Indicatie krachtenveld Raad en Europees Parlement
Zoals ik aangaf in het Verslag van de Informele Raad WSB van 13 en 14 oktober jl.8 hebben de lidstaten die de Europese brief hebben ondertekend in algemene zin aangedrongen
op terugkeer naar het oorspronkelijke richtlijnvoorstel van de Europese Commissie.
De tekst van de Commissie is meer in balans als het gaat om de bescherming van platformwerkers
aan de ene kant, en de duurzame ontwikkeling van platforms aan de andere kant. Deze
lidstaten vormen samen geen gekwalificeerde meerderheid.

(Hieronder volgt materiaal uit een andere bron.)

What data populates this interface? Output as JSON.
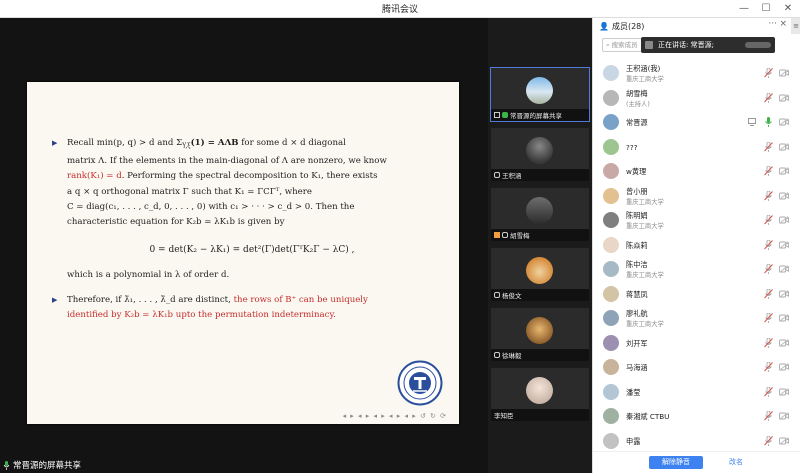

De lidstaten die meer flexibiliteit wensen ten aanzien van het rechtsvermoeden, bijvoorbeeld
door meer criteria te formuleren of de drempel voor het activeren van het rechtsvermoeden
te verhogen, vormen samen ook geen gekwalificeerde meerderheid. Een aantal van hen
wil het rechtsvermoeden verder aanpassen omdat ze bezorgd zijn dat anders te veel
«echte» zelfstandigen onder het rechtsvermoeden zouden vallen (Nederland deelt deze
zorg niet). Een kleine groep lidstaten stelt zich flexibel op ten aanzien van het
onderhandelingsresultaat.
Het Europees Parlement is van start gegaan met zijn standpuntbepaling. Rapporteur
Elisabetta Gualmini (S&D) heeft een eerste voorlopig rapport opgesteld met amendementen
op het richtlijnvoorstel.
Het meest noemenswaardig is dat de rapporteur kiest voor een algemeen in te roepen
rechtsvermoeden zonder criteria. Een ander opvallend punt is, dat wordt voorgesteld
om de bepalingen over algoritmisch management uit te breiden naar alle werkenden.
De leden van de EMPL-commissie van het Europees Parlement stemmen vooralsnog op 30 november
a.s. over de amendementen op het voorlopig rapport. Nog niet alle fracties hebben
hun standpunt bepaald.
Kwartaalrapportage: herziening Coördinatieverordening Sociale Zekerheid (883/2004)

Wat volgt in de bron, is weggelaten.